Model, işçiler yeni bir beceri öğrendikçe, kısa vadede daha yüksek ücretlerin oluştuğunu gösteriyor. Bununla birlikte, zamanla daha fazla işçi eğitildikçe ve işgücüne girdikçe, daha yüksek ücretleri kovalamak için, işçi arzı artar. Sonuç, işçilerin aşırı arzından dolayı daha düşük ücretlerdir. Ücretler düştükçe, daha az işçi, işçilerin arzında bir azalmaya yol açan işe ilgi duymaktadır. Döngü, daha fazla işçi yetiştirmek ve kısa vadede ücretlerini artırmakla yeniden başlıyor.
Eğitim ve öğretimin tamamlanması zaman aldığından, belirli tipteki çalışanlara olan talebin değişmesinin uzun ve kısa vadede farklı etkileri vardır. Ekonomistler bu değişimi, işgücü arzı ve işgücü talebi için bir örümcek ağı modeli kullanarak ortaya koymaktadır. Bu modelde, emek arzı uzun vadede analiz edilir, ancak talep ve ücretlerdeki değişimler uzun vadede dengeye doğru ilerledikçe kısa vadede görülür.
Görüntü Julie Bang © Investopedia 2019
Şekil 1: Talep ve ücret oranında kısa vadeli değişimler
Kısa vadede, daha iyi eğitimli çalışanlara olan talebin artması, ücret seviyesinin denge seviyesinin üzerine çıkmasına neden olmaktadır (grafik A). Artan talepteki değişimi (D2) ve artmış ücretleri temsil eden W2 ile kesiştiği yeri görebiliriz. Bununla birlikte, kısa vadeli emek eğrisini temsil eden L, W2 ve D2 ile de kesişir.
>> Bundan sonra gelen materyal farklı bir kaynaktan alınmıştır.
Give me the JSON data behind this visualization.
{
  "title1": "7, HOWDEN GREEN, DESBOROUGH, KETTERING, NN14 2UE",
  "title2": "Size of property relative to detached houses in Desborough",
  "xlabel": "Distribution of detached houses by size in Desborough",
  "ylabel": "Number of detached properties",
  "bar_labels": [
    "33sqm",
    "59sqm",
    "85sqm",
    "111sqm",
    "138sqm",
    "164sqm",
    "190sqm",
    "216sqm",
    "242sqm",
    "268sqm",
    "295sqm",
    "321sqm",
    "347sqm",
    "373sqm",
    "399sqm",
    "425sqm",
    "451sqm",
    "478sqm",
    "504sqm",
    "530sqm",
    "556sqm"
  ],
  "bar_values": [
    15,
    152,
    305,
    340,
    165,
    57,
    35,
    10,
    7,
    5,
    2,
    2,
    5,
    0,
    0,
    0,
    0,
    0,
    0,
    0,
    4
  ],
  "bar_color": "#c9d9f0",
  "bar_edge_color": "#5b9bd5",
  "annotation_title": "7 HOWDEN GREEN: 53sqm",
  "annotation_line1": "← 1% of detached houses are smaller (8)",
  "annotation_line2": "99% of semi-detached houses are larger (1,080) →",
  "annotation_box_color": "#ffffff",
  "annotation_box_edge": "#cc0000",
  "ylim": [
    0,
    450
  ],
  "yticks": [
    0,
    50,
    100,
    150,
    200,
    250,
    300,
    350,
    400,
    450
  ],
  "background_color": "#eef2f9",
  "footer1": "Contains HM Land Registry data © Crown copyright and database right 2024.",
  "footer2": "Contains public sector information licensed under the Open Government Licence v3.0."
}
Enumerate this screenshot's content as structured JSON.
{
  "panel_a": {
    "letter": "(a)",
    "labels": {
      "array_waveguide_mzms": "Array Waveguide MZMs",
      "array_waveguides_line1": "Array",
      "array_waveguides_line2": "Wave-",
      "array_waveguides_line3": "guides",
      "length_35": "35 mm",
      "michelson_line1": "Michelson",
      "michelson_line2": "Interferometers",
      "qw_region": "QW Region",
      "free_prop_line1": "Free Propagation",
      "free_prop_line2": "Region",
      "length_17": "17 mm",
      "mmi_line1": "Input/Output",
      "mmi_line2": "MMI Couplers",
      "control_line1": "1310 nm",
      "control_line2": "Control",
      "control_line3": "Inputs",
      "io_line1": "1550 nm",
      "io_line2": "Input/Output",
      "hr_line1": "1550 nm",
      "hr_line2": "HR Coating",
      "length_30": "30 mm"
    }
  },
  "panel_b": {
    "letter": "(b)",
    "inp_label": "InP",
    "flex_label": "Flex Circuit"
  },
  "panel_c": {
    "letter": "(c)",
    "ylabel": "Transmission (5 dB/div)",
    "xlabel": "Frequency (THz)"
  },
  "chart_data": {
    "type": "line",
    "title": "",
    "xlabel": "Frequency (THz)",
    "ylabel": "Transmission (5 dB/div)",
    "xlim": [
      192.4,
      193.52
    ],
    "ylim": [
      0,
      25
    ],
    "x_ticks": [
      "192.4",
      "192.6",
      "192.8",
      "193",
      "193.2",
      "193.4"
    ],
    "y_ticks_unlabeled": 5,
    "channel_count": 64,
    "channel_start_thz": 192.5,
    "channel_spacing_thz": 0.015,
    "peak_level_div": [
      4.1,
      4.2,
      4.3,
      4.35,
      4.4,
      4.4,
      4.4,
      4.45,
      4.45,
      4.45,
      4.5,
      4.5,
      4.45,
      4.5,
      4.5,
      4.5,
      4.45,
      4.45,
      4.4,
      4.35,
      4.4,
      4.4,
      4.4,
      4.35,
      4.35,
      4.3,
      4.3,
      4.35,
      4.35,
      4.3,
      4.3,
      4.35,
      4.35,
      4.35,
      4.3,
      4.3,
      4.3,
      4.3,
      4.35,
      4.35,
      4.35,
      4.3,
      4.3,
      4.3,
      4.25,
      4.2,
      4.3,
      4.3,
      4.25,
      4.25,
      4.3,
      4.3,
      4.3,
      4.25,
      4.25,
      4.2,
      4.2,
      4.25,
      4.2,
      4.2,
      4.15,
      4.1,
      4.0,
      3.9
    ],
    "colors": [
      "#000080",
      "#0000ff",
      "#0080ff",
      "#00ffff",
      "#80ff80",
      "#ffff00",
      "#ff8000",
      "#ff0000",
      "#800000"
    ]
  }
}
Ücretlerdeki artışın uzun dönem emek arz eğrisi (S) boyunca olması yerine, daha esnek olmayan kısa dönem emek arz eğrisi (L) boyuncadır. Kısa dönem eğrisi daha esnek değildir, çünkü yeni beceri seti için hemen eğitim alabilen veya hemen eğitebilen sınırlı sayıda işçi vardır. Giderek daha fazla işçi eğitildikçe (grafik B), emek arzı sağa kaymaktadır (L2) ve uzun dönem emek arzı eğrisi (S) boyunca hareket etmektedir.
Görüntü Julie Bang © Investopedia 2019
Şekil 2: Yeni çalışanların ücret oranları üzerindeki etkisi.
Yeni işçilerin mevcudiyetindeki artışla birlikte ücret oranı üzerinde W2'den W3'e düşen aşağı yönlü baskı vardır (grafik C).
Görüntü Julie Bang © Investopedia 2019
Şekil 3: Yeni ücret dengesi kuruldu
Azalan ücret oranı nedeniyle, daha az işçi, işverenlerin talep ettiği beceriler için eğitim almakla ilgilenmektedir. Sonuç olarak, ücretler arttıkça (W4'e kadar), ücretlerdeki artış daha küçük ve daha küçük artışlarla geliyor. Bu ücret döngüsü artar ve emek artar dengeye ulaşana kadar devam eder: talepteki orijinal yukarı doğru kayma, uzun vadeli emek arzını karşılar (grafik F).
Alt çizgi
İşgücü arzında bulunan çalışanların bilgi ve becerileri, hem iş hem de ekonomik büyümeyi belirlemede anahtar bir faktördür. Mesleki eğitimin yanı sıra örgün eğitim yoluyla önemli ölçüde vasıflı işgücü arzı olan ekonomiler, yüksek teknolojili üretim gibi daha katma değerli endüstrilerin geliştirilmesi yoluyla genellikle bundan yararlanabilirler.